He struggled in training camp and preseason on field goals, especially on the practice field. He was perfect on family night and went 4-for-4 on field goals in three preseason games. He struggled on extra points in the preseason, going 6-of-9. There were a lot of questions heading into the regular season about how much Carlson would work and if he could be relied upon.

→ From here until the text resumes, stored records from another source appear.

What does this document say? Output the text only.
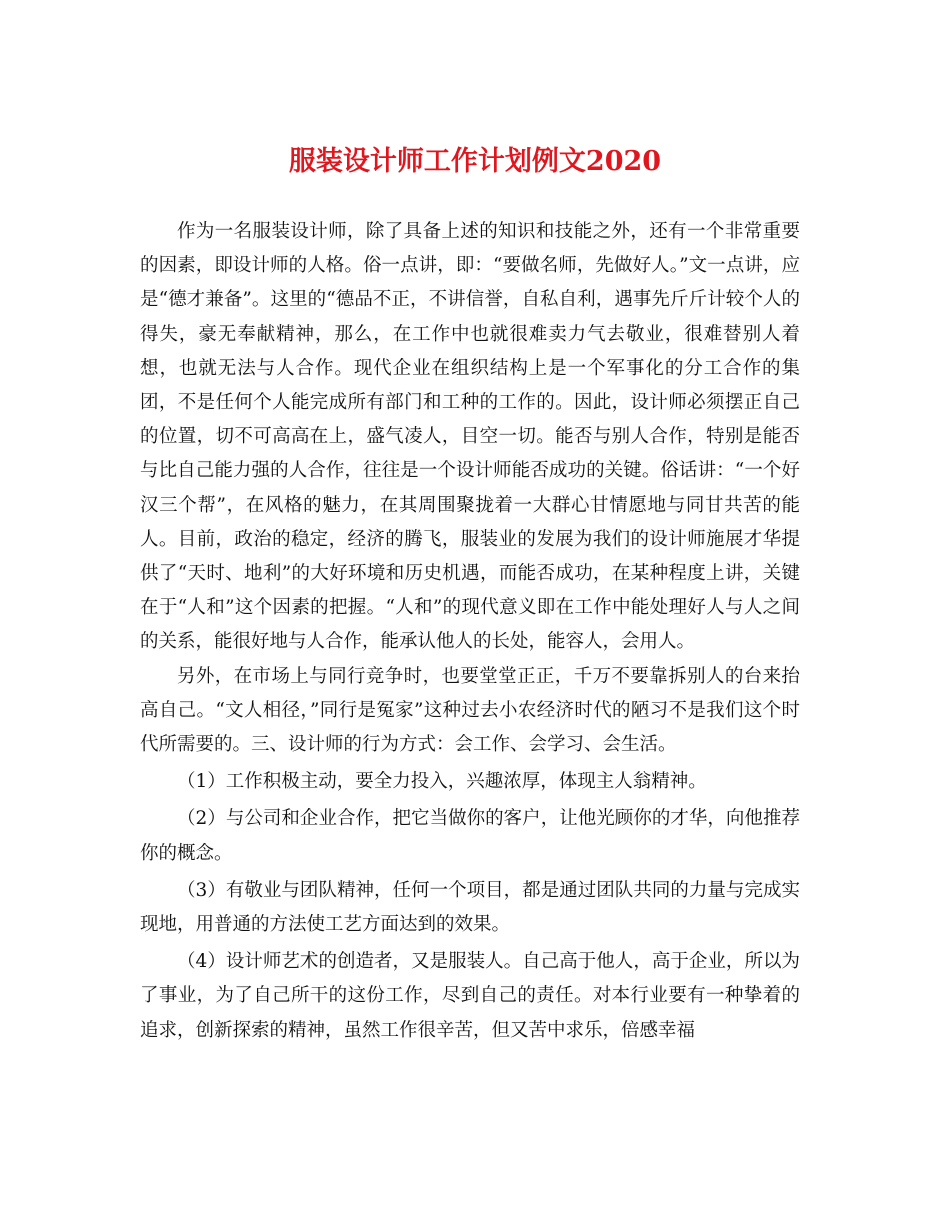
服装设计师工作计划例文2020

作为一名服装设计师，除了具备上述的知识和技能之外，还有一个非常重要的因素，即设计师的人格。俗一点讲，即：“要做名师，先做好人。”文一点讲，应是“德才兼备”。这里的“德品不正，不讲信誉，自私自利，遇事先斤斤计较个人的得失，豪无奉献精神，那么，在工作中也就很难卖力气去敬业，很难替别人着想，也就无法与人合作。现代企业在组织结构上是一个军事化的分工合作的集团，不是任何个人能完成所有部门和工种的工作的。因此，设计师必须摆正自己的位置，切不可高高在上，盛气凌人，目空一切。能否与别人合作，特别是能否与比自己能力强的人合作，往往是一个设计师能否成功的关键。俗话讲：“一个好汉三个帮”，在风格的魅力，在其周围聚拢着一大群心甘情愿地与同甘共苦的能人。目前，政治的稳定，经济的腾飞，服装业的发展为我们的设计师施展才华提供了“天时、地利”的大好环境和历史机遇，而能否成功，在某种程度上讲，关键在于“人和”这个因素的把握。“人和”的现代意义即在工作中能处理好人与人之间的关系，能很好地与人合作，能承认他人的长处，能容人，会用人。

另外，在市场上与同行竞争时，也要堂堂正正，千万不要靠拆别人的台来抬高自己。“文人相径，”同行是冤家”这种过去小农经济时代的陋习不是我们这个时代所需要的。三、设计师的行为方式：会工作、会学习、会生活。

（1）工作积极主动，要全力投入，兴趣浓厚，体现主人翁精神。

（2）与公司和企业合作，把它当做你的客户，让他光顾你的才华，向他推荐你的概念。

（3）有敬业与团队精神，任何一个项目，都是通过团队共同的力量与完成实现地，用普通的方法使工艺方面达到的效果。

（4）设计师艺术的创造者，又是服装人。自己高于他人，高于企业，所以为了事业，为了自己所干的这份工作，尽到自己的责任。对本行业要有一种挚着的追求，创新探索的精神，虽然工作很辛苦，但又苦中求乐，倍感幸福
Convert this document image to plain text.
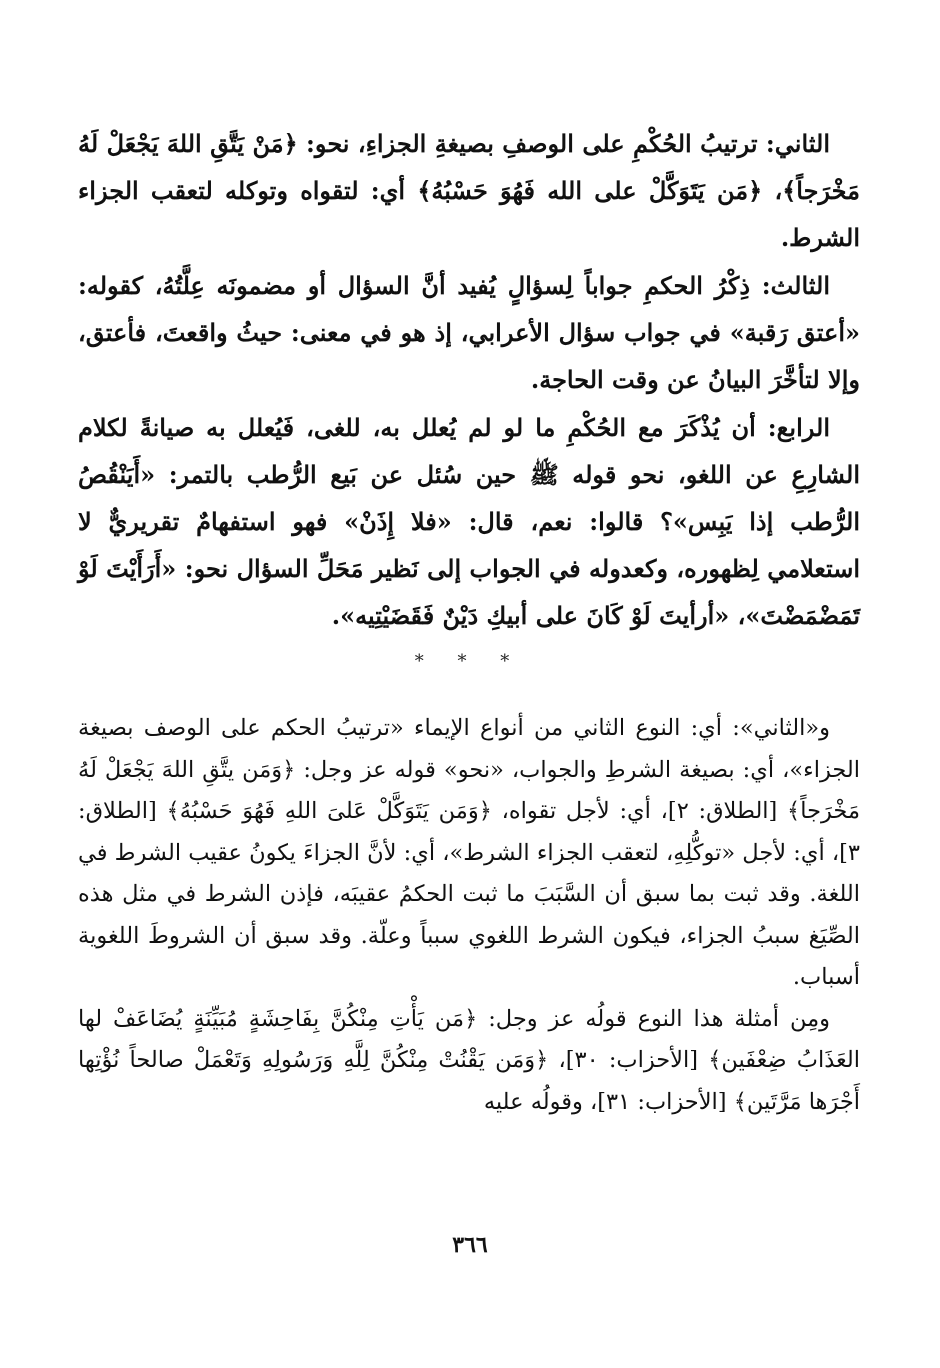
الثاني: ترتيبُ الحُكْمِ على الوصفِ بصيغةِ الجزاءِ، نحو: ﴿مَنْ يَتَّقِ اللهَ يَجْعَلْ لَهُ مَخْرَجاً﴾، ﴿مَن يَتَوَكَّلْ على الله فَهُوَ حَسْبُهُ﴾ أي: لتقواه وتوكله لتعقب الجزاء الشرط.

الثالث: ذِكْرُ الحكمِ جواباً لِسؤالٍ يُفيد أنَّ السؤال أو مضمونَه عِلَّتُهُ، كقوله: «أعتق رَقبة» في جواب سؤال الأعرابي، إذ هو في معنى: حيثُ واقعتَ، فأعتق، وإلا لتأخَّرَ البيانُ عن وقت الحاجة.

الرابع: أن يُذْكَرَ مع الحُكْمِ ما لو لم يُعلل به، للغى، فَيُعلل به صيانةً لكلام الشارِعِ عن اللغو، نحو قوله ﷺ حين سُئل عن بَيع الرُّطب بالتمر: «أَيَنْقُصُ الرُّطب إذا يَبِس»؟ قالوا: نعم، قال: «فلا إِذَنْ» فهو استفهامٌ تقريريٌّ لا استعلامي لِظهوره، وكعدوله في الجواب إلى نَظير مَحَلِّ السؤال نحو: «أَرَأَيْتَ لَوْ تَمَضْمَضْتَ»، «أرأيتَ لَوْ كَانَ على أبيكِ دَيْنٌ فَقَضَيْتِيه».

* * *

و«الثاني»: أي: النوع الثاني من أنواع الإيماء «ترتيبُ الحكم على الوصف بصيغة الجزاء»، أي: بصيغة الشرطِ والجواب، «نحو» قوله عز وجل: ﴿وَمَن يتَّقِ اللهَ يَجْعَلْ لَهُ مَخْرَجاً﴾ [الطلاق: ٢]، أي: لأجل تقواه، ﴿وَمَن يَتَوَكَّلْ عَلىَ اللهِ فَهُوَ حَسْبُهُ﴾ [الطلاق: ٣]، أي: لأجل «توكُّلِهِ، لتعقب الجزاء الشرط»، أي: لأنَّ الجزاءَ يكونُ عقيب الشرط في اللغة. وقد ثبت بما سبق أن السَّبَبَ ما ثبت الحكمُ عقيبَه، فإذن الشرط في مثل هذه الصِّيَغ سببُ الجزاء، فيكون الشرط اللغوي سبباً وعلّة. وقد سبق أن الشروطَ اللغوية أسباب.

ومِن أمثلة هذا النوع قولُه عز وجل: ﴿مَن يَأْتِ مِنْكُنَّ بِفَاحِشَةٍ مُبَيِّنَةٍ يُضَاعَفْ لها العَذَابُ ضِعْفَين﴾ [الأحزاب: ٣٠]، ﴿وَمَن يَقْنُتْ مِنْكُنَّ لِلَّهِ وَرَسُولِهِ وَتَعْمَلْ صالحاً نُؤْتِها أَجْرَها مَرَّتَين﴾ [الأحزاب: ٣١]، وقولُه عليه

٣٦٦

Carlson has been reliable this season, going 5-for-5 on field goals and 9-for-9 on extra points. He is also 2-for-2 on 50-plus yard field goals with a long of 52. He was selected in the sixth round of the 2023 NFL draft and the third kicker drafted after Jake Moody and Chad Ryland. He ranks 11th in PFF’s kicker rankings and one of eight kickers with at least five attempts that haven’t missed a field goal. He also ranks 15th on Kickoff grades per PFF with 11 touchbacks, one kick out of bounds, and eight returns for 20.4 yards per return.
Where to Improve?
The rookie punter and kicker are not the issues with the Packers’ special teams, which is surprising considering how many core special teamers are on this team. Whelan and Carlson have been pleasant surprises and have gotten off to a promising start to their NFL careers. The punting should be a little bit better as he is league average on his punt average, and if he can get it up a couple of yards, he would be in the top 10. Carlson needs to use his big leg on kickoffs and kick the ball out of the end zone so the opposing team doesn’t have a chance to return it.
The blocking on punts and kick returns haven’t been good, along with the decision-making from Keisean Nixon on some kickoffs. If they can incrementally get better there, the unit should look a lot better. Also, the Packers must clean up their punt and kick return units.